Si gira, inserendo la chiave nella toppa ed Alec sente la bocca formicolargli al ricordo del suo respiro su di sè.

«Buonanotte, signor Magnus» biascica Max mezzo addormentato. «Buonanotte, Raf. Mi dispiace che il mio papà fa lo strano e il rozzo con il tuo.»

«Va bene» risponde Raf, annuendo pensieroso. «Anche il mio papà fa lo strano e il rozzo con il tuo. Ma se si sposano possiamo diventare fratelli.»

La testa di Max scatta velocemente verso l’alto, gli occhi blu spalancati che lo osservano sorpreso. «È vero?»

Alec balbetta per un attimo e guarda Magnus, che continua a sorridere, una scintilla di divertimento e affetto negli occhi.

«Lasciate che gli offra una cena prima» dice poi diplomaticamente. 

«Okay» risponde Max, tornando alla precedente posizione. 

«Buonanotte, signor Lightwood. Buonanotte, Max» dice Rafael, mentre entra in casa. 

Alec sorride prima a lui e poi a Magnus.

Magnus si avvicina, lasciandogli un altro bacio sulla guancia e voltandosi prima che Alec possa dire anche solo una parola. «Ciao» dice poi con voce leggera e vibrante, che suona più come un inizio che come una fine, e sparisce all’interno, chiudendo la porta dietro di sè. 

Alec resta a fissare la porta sbattendo le ciglia, consapevole di avere le guance arrossate e la bocca aperta - per lo shock o altro, non ne è sicuro.

«Papà» lo chiama Max, strascicando la parola sul suo collo. «Il signor Magnus è andato. Possiamo andare anche noi ora.»

Alec scuote la testa. «Sì, scimmietta» sussurra, spostandosi verso le scale.
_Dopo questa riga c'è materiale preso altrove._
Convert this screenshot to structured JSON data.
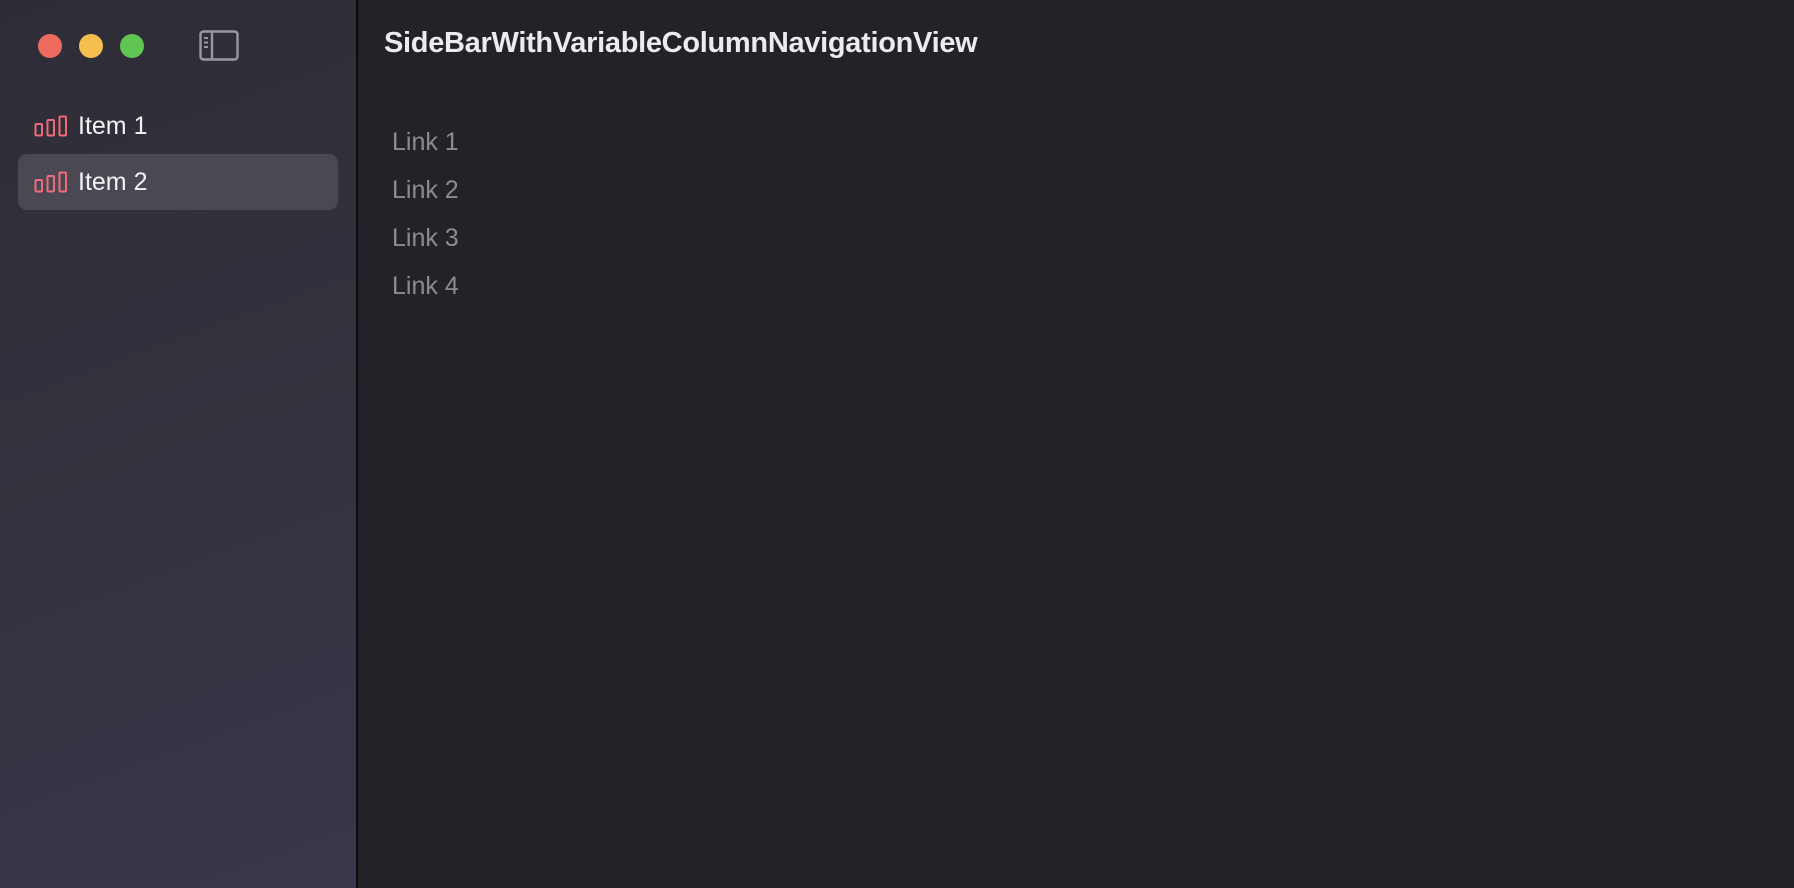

Quando Max è a letto, subito addormentato, Alec gli bacia la fronte e raggiunge la cucina per versarsi un bicchiere d’acqua. Poi lascia che la sua mente ritorni a Magnus, il ricordo delle sue labbra che si muovono furtivamente sulla sua pelle gli provoca una scia di brividi, e sorride alle macchie luminose dalla finestra, come offuscato, in modo fantastico, dallo sfarfallio nello stomaco che non si è ancora fermato.

Non ci sono tante cose che Alec ama quanto le stelle, ma in piedi al buio della sua cucina, a guardare l’infinito vuoto di luce che si dissolve in un sentiero mozzafiato, comincia a pensare che, da lì a poco, non sarà più così.